Samsung Electronics Co. Ltd., the world leader in mobiles and memory chips, said it likely earned a quarterly profit of $8.3-billion (U.S.), as it sold close to 500 handsets every minute and as demand picked up for the flat screens it makes for mobile devices, including those for rival Apple Inc. products.
That run of five straight record quarters may end in January-March on weak seasonal demand, though a strong pipeline of smartphones – the South Korean group’s biggest earner – and improving chip prices have eased concerns that earnings growth could slow this year, powering Samsung shares to record levels.
Ahead of full quarterly results due by Jan. 25, Samsung on Tuesday estimated its October-December operating profit jumped 89 per cent to 8.8 trillion won from a year ago, just topping an average forecast for 8.7 trillion won in a Reuters survey of 16 analysts. That is 8.6 per cent more than the previous record in July-September. The company estimated its fourth-quarter sales at 56 trillion won ($52.6-billion).
Shares in Samsung, valued at close to $230-billion, gained 44 per cent in 2012, easily outpacing a 9 per cent rise on the broader South Korean market and beating Apple’s 31 per cent increase.
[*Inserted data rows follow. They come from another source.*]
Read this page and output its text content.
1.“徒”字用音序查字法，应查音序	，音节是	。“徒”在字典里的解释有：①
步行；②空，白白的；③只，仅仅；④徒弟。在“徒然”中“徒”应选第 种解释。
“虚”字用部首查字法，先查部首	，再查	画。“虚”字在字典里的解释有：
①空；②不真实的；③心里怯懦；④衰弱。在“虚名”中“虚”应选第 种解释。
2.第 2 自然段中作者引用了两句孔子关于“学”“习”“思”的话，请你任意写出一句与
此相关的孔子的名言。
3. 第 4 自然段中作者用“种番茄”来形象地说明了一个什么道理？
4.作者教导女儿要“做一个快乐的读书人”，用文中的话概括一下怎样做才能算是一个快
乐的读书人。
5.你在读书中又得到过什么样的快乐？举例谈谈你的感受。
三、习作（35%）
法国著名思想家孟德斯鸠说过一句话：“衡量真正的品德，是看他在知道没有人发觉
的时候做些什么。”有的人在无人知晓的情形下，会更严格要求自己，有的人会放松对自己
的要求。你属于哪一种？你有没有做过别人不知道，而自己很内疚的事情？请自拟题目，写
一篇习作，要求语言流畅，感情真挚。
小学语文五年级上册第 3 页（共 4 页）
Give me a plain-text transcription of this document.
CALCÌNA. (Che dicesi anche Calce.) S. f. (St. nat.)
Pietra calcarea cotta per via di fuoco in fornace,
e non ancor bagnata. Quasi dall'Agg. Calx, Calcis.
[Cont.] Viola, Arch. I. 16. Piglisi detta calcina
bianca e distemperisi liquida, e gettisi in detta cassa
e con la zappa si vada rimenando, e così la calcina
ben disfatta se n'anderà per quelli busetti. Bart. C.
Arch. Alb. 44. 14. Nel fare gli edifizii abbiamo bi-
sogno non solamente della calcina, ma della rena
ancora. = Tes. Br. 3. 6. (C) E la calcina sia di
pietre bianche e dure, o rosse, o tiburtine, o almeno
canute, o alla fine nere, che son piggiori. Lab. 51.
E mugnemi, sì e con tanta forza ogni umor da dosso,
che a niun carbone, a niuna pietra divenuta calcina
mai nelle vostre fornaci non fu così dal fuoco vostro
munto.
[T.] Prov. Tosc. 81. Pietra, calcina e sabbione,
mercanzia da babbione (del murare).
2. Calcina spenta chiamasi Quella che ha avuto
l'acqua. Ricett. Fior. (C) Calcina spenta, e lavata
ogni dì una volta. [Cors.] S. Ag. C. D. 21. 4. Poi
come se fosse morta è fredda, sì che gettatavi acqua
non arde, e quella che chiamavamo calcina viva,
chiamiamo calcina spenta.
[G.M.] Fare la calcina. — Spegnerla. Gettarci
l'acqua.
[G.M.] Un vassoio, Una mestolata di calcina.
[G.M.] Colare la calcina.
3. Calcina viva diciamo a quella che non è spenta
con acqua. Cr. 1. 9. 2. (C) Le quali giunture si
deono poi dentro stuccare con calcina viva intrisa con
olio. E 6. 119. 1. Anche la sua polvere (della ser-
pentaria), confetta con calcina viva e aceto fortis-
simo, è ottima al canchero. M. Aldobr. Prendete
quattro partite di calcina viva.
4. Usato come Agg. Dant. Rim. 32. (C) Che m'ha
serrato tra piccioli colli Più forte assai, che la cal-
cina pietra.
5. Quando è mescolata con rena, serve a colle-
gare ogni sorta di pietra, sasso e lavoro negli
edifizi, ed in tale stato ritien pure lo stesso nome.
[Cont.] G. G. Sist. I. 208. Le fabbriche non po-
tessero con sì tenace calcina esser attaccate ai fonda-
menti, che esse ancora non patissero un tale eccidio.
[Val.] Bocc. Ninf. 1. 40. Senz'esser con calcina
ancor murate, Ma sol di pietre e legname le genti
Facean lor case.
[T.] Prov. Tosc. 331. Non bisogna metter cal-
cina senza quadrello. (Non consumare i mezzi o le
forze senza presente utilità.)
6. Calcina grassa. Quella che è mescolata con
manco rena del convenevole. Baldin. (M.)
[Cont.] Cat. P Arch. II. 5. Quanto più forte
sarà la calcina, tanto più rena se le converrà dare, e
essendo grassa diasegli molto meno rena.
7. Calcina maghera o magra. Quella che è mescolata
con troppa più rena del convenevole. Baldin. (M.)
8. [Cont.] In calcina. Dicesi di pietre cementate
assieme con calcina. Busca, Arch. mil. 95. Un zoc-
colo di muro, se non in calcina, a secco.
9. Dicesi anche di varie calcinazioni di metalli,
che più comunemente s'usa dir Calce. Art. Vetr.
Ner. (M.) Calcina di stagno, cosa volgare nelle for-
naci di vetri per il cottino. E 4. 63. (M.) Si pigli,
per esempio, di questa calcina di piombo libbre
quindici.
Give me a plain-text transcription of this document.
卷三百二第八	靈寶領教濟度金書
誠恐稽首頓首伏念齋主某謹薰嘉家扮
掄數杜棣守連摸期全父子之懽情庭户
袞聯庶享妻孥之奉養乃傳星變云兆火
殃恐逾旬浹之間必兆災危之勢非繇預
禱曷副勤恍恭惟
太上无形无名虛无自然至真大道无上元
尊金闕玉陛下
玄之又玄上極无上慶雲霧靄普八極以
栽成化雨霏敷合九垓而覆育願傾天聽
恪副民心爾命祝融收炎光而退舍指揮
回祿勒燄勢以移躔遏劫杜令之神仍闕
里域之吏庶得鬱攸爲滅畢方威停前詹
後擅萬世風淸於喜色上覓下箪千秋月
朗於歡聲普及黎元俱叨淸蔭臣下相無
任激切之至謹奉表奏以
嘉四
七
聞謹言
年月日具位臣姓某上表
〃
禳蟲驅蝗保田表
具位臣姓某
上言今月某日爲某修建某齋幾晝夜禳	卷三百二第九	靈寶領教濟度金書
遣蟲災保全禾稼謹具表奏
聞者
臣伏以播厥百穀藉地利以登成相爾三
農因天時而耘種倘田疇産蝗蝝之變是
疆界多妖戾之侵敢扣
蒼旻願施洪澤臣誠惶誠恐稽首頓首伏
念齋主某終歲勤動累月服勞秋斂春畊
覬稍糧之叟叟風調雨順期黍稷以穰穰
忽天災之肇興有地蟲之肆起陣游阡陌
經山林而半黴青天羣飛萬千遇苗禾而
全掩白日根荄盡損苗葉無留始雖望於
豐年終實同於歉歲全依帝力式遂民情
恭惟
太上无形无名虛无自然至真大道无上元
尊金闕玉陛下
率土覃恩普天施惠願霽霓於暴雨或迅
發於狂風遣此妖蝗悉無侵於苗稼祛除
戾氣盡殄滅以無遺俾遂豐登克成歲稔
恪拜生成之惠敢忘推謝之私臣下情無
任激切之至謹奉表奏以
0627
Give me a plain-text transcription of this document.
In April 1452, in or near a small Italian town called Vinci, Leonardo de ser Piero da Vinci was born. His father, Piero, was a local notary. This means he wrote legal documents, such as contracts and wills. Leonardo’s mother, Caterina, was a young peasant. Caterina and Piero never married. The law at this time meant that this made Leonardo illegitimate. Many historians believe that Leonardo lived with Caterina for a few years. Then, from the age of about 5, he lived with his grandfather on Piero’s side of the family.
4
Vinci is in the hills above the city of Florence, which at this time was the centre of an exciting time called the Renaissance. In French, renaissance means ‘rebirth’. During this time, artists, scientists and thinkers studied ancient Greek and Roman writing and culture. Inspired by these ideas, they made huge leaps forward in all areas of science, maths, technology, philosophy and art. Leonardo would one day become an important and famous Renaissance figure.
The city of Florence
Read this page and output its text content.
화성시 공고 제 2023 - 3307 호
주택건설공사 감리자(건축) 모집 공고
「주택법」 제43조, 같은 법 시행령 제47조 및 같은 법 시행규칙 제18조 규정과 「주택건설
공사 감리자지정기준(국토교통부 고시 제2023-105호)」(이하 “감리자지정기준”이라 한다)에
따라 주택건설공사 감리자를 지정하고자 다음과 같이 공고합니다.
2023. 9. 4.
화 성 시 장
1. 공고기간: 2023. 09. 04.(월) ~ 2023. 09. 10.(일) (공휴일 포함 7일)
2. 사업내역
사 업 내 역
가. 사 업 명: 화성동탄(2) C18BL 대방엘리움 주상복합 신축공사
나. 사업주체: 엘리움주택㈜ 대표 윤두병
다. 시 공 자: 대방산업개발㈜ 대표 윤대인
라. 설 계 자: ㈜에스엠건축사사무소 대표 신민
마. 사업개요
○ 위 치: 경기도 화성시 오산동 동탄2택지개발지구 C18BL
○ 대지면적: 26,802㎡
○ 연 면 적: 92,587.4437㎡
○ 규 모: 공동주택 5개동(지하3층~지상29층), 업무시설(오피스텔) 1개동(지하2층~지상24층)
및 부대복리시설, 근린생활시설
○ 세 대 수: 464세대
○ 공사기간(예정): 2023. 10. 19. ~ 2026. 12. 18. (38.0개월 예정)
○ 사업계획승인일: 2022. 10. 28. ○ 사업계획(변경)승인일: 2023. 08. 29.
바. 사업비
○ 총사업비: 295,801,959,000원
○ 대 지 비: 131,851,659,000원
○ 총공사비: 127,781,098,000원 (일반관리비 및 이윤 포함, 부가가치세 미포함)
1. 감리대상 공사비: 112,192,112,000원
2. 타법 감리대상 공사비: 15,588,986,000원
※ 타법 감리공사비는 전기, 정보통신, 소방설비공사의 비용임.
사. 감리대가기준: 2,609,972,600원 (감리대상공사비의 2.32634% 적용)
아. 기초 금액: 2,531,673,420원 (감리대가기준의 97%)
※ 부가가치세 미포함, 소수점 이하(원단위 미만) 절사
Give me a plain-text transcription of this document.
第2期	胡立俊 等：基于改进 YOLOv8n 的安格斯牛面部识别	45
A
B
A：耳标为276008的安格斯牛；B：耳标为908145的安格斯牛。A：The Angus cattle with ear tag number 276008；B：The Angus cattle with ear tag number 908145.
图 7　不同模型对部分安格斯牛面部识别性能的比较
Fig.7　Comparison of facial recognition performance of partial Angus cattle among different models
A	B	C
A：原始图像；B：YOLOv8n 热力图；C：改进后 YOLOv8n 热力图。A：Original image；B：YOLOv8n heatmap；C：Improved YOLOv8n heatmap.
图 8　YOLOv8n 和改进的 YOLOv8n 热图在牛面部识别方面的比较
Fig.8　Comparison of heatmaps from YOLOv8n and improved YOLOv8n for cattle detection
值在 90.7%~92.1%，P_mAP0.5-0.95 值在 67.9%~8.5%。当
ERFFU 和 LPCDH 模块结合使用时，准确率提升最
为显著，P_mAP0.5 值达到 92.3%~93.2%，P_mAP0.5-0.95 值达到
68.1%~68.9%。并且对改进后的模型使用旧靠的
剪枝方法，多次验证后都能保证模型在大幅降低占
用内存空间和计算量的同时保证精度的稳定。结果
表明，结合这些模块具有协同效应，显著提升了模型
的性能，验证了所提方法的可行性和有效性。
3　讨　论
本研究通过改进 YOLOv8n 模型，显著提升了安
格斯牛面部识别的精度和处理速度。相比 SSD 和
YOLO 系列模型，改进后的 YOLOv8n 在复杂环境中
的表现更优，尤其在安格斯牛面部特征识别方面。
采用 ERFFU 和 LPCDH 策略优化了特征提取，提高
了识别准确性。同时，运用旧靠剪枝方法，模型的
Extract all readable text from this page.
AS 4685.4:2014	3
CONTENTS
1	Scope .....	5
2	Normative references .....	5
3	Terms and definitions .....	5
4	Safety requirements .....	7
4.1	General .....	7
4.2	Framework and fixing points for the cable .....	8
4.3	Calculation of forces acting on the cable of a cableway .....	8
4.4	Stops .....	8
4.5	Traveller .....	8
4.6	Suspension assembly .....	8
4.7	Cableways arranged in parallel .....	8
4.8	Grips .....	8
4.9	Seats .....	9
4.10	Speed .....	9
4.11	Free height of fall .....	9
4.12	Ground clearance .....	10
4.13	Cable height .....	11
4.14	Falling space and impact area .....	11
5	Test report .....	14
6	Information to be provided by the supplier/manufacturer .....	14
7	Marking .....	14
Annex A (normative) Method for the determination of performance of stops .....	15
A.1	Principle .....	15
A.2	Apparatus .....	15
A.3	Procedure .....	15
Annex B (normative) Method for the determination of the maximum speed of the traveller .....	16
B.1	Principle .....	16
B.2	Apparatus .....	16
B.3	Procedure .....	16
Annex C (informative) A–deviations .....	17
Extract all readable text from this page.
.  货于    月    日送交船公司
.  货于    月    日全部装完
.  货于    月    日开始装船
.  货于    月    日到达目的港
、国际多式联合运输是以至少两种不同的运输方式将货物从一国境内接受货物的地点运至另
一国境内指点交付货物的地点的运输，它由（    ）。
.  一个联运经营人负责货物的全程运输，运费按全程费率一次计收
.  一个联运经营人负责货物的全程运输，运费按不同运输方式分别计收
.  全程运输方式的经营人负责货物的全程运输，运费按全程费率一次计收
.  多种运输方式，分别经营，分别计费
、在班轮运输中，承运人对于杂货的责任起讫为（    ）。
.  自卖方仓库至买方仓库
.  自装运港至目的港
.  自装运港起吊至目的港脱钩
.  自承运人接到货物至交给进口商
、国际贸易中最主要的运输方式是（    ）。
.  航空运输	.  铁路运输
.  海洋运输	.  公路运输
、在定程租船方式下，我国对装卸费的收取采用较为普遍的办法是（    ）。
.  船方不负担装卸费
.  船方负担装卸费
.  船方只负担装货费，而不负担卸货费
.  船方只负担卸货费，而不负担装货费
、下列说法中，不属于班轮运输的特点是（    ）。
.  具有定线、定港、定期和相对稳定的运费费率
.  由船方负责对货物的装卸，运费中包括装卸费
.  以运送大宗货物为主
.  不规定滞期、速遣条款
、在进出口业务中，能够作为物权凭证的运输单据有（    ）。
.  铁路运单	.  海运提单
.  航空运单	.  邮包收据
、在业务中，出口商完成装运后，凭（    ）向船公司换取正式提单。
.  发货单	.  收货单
Shipments of Samsung’s flagship Galaxy S III, which overtook the iPhone 4S in the third quarter to become the world’s best-selling smartphone, are likely to have slipped to around 15 million in the last quarter from 18 million in July-September. But estimated sales of around 8 million Galaxy Note II phone-cum-tablets, or phablets, should more than make up for that – pushing overall smartphone shipments to around 63 million, analysts estimate.
There has been increased speculation that Samsung will launch the next version of its Galaxy S in the first quarter, possibly with an unbreakable screen and full high-definition quality resolution boasting 440 pixels per inch, as well as a better camera and a more powerful processor.
While Apple depends on a single smartphone model, the iPhone, Samsung blankets the market with a range of devices – from the very high-end to cheaper and regional alternatives. The South Korean group put out 37 variants last year – increasing its share of the market to 35 per cent in the third quarter, according to Mirae Asset Securities – against HTC Corp.’s 18 models, Nokia’s 9 and LG Electronics’ 24. Apple rolled out just the iPhone 5.
Samsung is expected to further widen its lead over Apple this year, driven by its diversified product lineup, according to market researcher Strategy Analytics, which predicts Samsung will sell 290 million smartphones, up from a projected 215 million in 2012. It sees Apple’s smartphone sales hitting 180 million, up a third per cent from last year.
Recovering chip prices and flat screen sales will also have boosted Samsung’s component earnings, propelled by booming sales of mobile devices, including those of rival Apple, whose iPhones, iPads and iPods use Samsung chips, micro-processors and flat screens.